In einer sehr gut orientierenden Einleitung bestimmt Reckendrees seine Position in der Landschaft der neueren theoretischen und methodischen Ansätze in der Wirtschafts- und Unternehmensgeschichte. Diese theoretischen Reflexionen erreichen ein hohes Niveau, ohne überfrachtet oder aufgesetzt zu wirken. Angelehnt an die "Neue Institutionenökonomie" und informiert durch Konzepte wie das der betrieblichen "Mikropolitik" entwirft er eine Untersuchungsstrategie, die von der konsequenten Historisierung ökonomischer Kategorien und von der ebenso konsequenten Ausrichtung auf die beteiligten Akteure gekennzeichnet ist. Während er somit auf der einen Seite durch die Suche nach "Pfadabhängigkeiten" und "Kontingenzkausalitäten" deterministischen Erklärungsmodellen eine klare Absage erteilt, betont er auf der anderen Seite die "Gebundenheiten" unternehmerischen Handelns in den Interaktionsbeziehungen der verschiedenen Akteure.
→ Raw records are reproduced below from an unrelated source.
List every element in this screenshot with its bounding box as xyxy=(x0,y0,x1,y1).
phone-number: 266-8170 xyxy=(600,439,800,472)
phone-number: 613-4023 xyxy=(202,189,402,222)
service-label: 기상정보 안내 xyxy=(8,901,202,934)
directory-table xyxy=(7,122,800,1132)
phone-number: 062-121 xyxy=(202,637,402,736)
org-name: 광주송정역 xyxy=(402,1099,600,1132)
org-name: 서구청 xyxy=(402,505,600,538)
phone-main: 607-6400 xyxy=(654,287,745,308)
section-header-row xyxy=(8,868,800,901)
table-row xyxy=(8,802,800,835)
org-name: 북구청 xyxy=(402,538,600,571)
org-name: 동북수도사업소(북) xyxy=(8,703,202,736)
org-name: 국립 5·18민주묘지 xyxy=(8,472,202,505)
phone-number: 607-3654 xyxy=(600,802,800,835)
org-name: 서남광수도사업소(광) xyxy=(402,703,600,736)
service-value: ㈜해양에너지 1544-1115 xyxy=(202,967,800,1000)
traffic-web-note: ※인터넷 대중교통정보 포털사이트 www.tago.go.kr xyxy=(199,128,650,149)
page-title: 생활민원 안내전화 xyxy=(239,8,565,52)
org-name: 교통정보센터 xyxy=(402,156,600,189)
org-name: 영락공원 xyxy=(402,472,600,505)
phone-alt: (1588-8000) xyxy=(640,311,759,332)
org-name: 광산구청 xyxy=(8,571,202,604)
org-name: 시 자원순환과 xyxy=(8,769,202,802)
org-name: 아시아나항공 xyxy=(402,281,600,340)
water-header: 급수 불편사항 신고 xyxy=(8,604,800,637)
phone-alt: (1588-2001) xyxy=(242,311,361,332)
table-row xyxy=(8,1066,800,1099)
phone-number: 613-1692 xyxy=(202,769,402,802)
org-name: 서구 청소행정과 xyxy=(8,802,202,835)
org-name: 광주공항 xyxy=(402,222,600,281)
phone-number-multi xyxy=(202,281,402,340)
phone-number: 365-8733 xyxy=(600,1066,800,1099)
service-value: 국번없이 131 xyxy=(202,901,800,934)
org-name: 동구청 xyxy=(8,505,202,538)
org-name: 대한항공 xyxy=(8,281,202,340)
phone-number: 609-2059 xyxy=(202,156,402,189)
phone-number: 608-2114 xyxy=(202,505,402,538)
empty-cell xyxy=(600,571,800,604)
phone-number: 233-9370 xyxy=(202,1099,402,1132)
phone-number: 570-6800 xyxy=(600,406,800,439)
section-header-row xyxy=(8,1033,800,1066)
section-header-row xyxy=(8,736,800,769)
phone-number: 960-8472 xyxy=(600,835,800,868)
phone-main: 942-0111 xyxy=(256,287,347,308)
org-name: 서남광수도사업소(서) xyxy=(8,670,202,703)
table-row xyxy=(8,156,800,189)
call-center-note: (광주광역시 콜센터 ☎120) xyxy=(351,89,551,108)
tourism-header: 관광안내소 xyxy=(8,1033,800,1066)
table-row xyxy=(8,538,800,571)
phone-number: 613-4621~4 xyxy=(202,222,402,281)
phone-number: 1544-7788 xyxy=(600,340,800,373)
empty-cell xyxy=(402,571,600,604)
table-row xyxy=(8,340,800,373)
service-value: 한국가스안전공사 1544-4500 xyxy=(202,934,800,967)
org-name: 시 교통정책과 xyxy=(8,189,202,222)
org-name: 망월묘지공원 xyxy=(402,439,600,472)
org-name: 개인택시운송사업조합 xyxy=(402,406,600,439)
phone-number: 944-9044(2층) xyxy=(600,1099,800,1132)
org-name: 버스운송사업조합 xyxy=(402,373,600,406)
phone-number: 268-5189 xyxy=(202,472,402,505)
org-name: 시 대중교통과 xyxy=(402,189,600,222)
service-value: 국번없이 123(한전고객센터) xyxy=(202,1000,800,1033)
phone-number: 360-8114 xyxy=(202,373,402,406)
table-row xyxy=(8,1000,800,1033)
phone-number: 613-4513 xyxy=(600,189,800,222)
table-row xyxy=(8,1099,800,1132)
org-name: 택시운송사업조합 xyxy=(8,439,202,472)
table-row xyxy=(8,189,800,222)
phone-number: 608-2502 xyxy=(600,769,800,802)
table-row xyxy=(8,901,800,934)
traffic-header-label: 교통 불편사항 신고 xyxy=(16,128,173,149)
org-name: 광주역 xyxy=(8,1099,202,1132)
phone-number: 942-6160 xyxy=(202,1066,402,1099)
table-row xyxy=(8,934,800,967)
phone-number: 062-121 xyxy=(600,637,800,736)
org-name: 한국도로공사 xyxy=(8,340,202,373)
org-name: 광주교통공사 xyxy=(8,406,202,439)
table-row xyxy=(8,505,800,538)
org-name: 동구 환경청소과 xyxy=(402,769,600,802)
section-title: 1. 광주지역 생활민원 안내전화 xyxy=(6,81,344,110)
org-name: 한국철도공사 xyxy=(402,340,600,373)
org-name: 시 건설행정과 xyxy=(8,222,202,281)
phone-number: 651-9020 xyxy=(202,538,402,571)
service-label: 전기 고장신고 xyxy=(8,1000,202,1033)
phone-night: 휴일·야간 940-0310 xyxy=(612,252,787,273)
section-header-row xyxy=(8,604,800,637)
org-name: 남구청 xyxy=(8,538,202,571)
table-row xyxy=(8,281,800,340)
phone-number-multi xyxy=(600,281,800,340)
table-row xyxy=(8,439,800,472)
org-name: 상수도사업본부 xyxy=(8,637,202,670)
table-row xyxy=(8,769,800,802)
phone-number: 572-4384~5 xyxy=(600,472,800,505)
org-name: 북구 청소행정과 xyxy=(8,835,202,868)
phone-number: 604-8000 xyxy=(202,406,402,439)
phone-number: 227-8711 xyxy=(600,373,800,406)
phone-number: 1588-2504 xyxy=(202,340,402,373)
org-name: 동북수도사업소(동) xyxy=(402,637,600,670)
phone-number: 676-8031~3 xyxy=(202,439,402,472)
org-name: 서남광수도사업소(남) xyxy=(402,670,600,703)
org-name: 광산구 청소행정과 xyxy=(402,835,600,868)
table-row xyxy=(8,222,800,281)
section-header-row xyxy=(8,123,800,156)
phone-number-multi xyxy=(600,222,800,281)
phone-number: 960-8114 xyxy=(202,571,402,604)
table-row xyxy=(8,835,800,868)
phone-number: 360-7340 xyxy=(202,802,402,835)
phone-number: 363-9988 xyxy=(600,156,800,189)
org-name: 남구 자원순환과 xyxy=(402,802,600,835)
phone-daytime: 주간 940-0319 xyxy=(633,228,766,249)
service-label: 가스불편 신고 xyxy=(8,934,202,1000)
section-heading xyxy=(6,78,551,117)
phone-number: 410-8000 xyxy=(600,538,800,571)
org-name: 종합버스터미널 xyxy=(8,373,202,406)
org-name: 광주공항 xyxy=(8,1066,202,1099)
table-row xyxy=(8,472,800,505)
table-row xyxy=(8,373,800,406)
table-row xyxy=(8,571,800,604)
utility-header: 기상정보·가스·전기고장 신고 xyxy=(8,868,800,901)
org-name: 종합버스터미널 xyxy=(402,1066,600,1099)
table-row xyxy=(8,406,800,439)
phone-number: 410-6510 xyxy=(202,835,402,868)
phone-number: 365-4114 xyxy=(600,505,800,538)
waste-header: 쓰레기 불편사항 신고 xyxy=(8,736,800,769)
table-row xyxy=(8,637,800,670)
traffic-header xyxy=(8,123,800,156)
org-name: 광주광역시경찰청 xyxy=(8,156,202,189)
Besonders innovativ an diesem Ansatz ist, dass er, anders als eine wesentlich auf die Produktion und auf die Entscheidungen der Unternehmensleitungen fixierte ältere Unternehmensgeschichtsschreibung, das Unternehmen nicht als eine monolithische Einheit betrachtet. Der Vorgang der Fusion - als Aushandlungsprozess zwischen unterschiedlichen Interessen auf allen Ebenen - und der gestreckte Prozess der Unternehmensorganisation, der nicht einer vorausbestimmten Entfaltung gleichkam, sondern ebenfalls einen aushandlungsgesteuerten, konfliktreichen Pfad einschlug, rücken in das Zentrum der Betrachtung. Dadurch wird die gerade in Studien zur Eisen- und Stahlindustrie zu beobachtende Fixierung auf die Produktion und die Eigenarten der Branche überwunden. Fragen der Eigentumsverhältnisse, der aktienrechtlichen Verflechtungen und der finanziellen Aspekte nehmen neben dem Aspekt der verwaltungstechnischen Organisation des Konzerns einen zentralen Raum ein. Das Unternehmen erscheint unter diesen Gesichtspunkten nicht nur als Akteur in verschiedenen Arenen, sondern auch als Gegenstand des Konflikt- und Einverständnishandelns anderer Akteure, seien diese wiederum andere Unternehmen oder einzelne Persönlichkeiten. Die jeweils spezifische Kontexteinbettung des Unternehmens tritt auf diese Weise klar zu Tage.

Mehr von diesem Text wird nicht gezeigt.